ШО Вы утверждаете, что географическая Фландрия, несмотря на явную прозрачность названия вашего фильма, не имеет для вас определяющего значения. Но в то же время очевидна связь с другими «географически близкими» кинематографическими явлениями — к примеру, фильмами братьев Дарденн.
—  Безусловно — и что?

ШО Случайно ли это? Эти земли словно создают определенное кино, которое возможно только там. Я ошибаюсь?
— Да, конечно же, нет! Есть очень мощная фламандская традиция, воплощенная, прежде всего, в живописи, которую я бы определил как «натуралистичную». Вглядитесь, например, в живописные образы фламандского Христа — он ведь крестьянин на этих картинах! Эта живопись «проходит сквозь природу», привязана к ней. Итальянская же живопись, напротив, стремится исключительно к идеальному. Красивые женщины, мужчины, пейзажи. А у Брейгеля все проходит через жесткость, шероховатость обычных тел и фактур — эта обычность эстетизируется, даже героизируется, если угодно. Я — производная той же земли, и я чудесным образом не появился на пустом месте. Естественно, я вписываю себя в историю искусства, и в этом смысле я куда ближе к этой земной, «земельной» составляющей этих территорий, чем те же братья Дарденн, которые, по моему представлению, крайне далеки от меня творчески. Однако это отнюдь не мешает вам установить между нами определенную связь — она, безусловно, присутствует. Есть «общность земли». Но мы делаем совершенно разное кино. Они — моралисты, а мне плевать на любую мораль.

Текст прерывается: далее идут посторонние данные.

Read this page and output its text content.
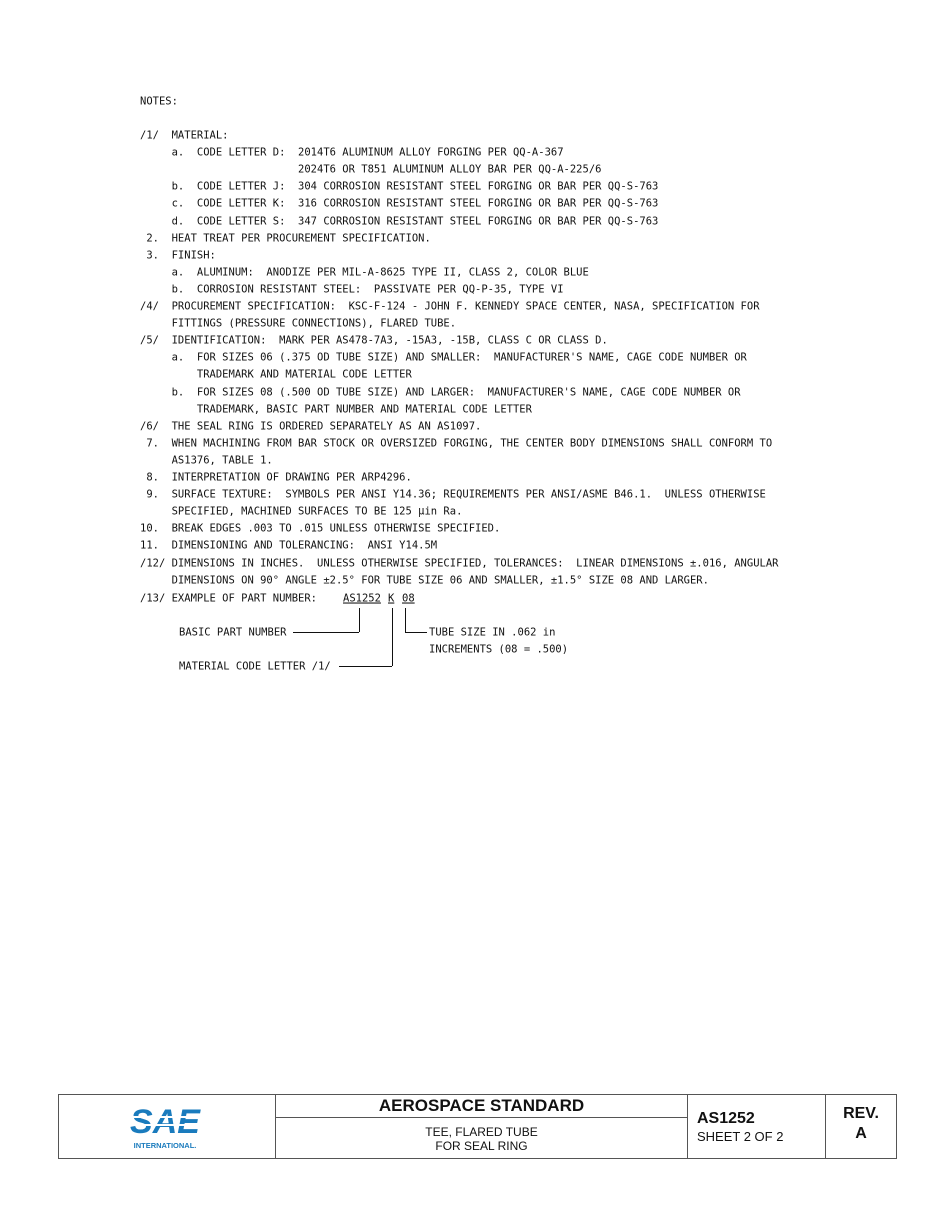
NOTES:
/1/  MATERIAL:
a.  CODE LETTER D:  2014T6 ALUMINUM ALLOY FORGING PER QQ-A-367
2024T6 OR T851 ALUMINUM ALLOY BAR PER QQ-A-225/6
b.  CODE LETTER J:  304 CORROSION RESISTANT STEEL FORGING OR BAR PER QQ-S-763
c.  CODE LETTER K:  316 CORROSION RESISTANT STEEL FORGING OR BAR PER QQ-S-763
d.  CODE LETTER S:  347 CORROSION RESISTANT STEEL FORGING OR BAR PER QQ-S-763
2.  HEAT TREAT PER PROCUREMENT SPECIFICATION.
3.  FINISH:
a.  ALUMINUM:  ANODIZE PER MIL-A-8625 TYPE II, CLASS 2, COLOR BLUE
b.  CORROSION RESISTANT STEEL:  PASSIVATE PER QQ-P-35, TYPE VI
/4/  PROCUREMENT SPECIFICATION:  KSC-F-124 - JOHN F. KENNEDY SPACE CENTER, NASA, SPECIFICATION FOR
FITTINGS (PRESSURE CONNECTIONS), FLARED TUBE.
/5/  IDENTIFICATION:  MARK PER AS478-7A3, -15A3, -15B, CLASS C OR CLASS D.
a.  FOR SIZES 06 (.375 OD TUBE SIZE) AND SMALLER:  MANUFACTURER'S NAME, CAGE CODE NUMBER OR
TRADEMARK AND MATERIAL CODE LETTER
b.  FOR SIZES 08 (.500 OD TUBE SIZE) AND LARGER:  MANUFACTURER'S NAME, CAGE CODE NUMBER OR
TRADEMARK, BASIC PART NUMBER AND MATERIAL CODE LETTER
/6/  THE SEAL RING IS ORDERED SEPARATELY AS AN AS1097.
7.  WHEN MACHINING FROM BAR STOCK OR OVERSIZED FORGING, THE CENTER BODY DIMENSIONS SHALL CONFORM TO
AS1376, TABLE 1.
8.  INTERPRETATION OF DRAWING PER ARP4296.
9.  SURFACE TEXTURE:  SYMBOLS PER ANSI Y14.36; REQUIREMENTS PER ANSI/ASME B46.1.  UNLESS OTHERWISE
SPECIFIED, MACHINED SURFACES TO BE 125 μin Ra.
10.  BREAK EDGES .003 TO .015 UNLESS OTHERWISE SPECIFIED.
11.  DIMENSIONING AND TOLERANCING:  ANSI Y14.5M
/12/ DIMENSIONS IN INCHES.  UNLESS OTHERWISE SPECIFIED, TOLERANCES:  LINEAR DIMENSIONS ±.016, ANGULAR
DIMENSIONS ON 90° ANGLE ±2.5° FOR TUBE SIZE 06 AND SMALLER, ±1.5° SIZE 08 AND LARGER.
/13/ EXAMPLE OF PART NUMBER: AS1252 K 08
BASIC PART NUMBER	TUBE SIZE IN .062 in
INCREMENTS (08 = .500)
MATERIAL CODE LETTER /1/
SAE
INTERNATIONAL.
AEROSPACE STANDARD
TEE, FLARED TUBE
FOR SEAL RING
AS1252
SHEET 2 OF 2
REV.
A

ШО Я хочу задать, возможно, некорректный вопрос, но… Позиционируете ли вы каким­то образом свой кинематограф? Является ли он в какой­то мере маргинальным, а если да — то преднамеренно ли это?
—  Вопрос маргинальности меня никоим образом не касается. Если меня выносят за рамки основного кинопроцесса — в том не моя вина или заслуга. И вообще это понятие чрезвычайно относительное. Еще не так давно крайним маргиналом обзывали того же Педро Альмодовара — а кто он сейчас? Мы просто делаем свой эстетический выбор, но никогда сознательно не помещаем себя на периферию. Я чувствую себя в самом центре, но мой центр находится именно здесь (показывает на голову). Идея кинематографа здесь, в своей правде, и я чувствую себя куда ближе к тому же Тарковскому и другим режиссерам с концепцией собственной целостности — своего кинематографа, своей поэзии и своего достоинства. Я верю в кино скорее как в место медитации и размышления, чем развлекательного предприятия. И не я избрал это место.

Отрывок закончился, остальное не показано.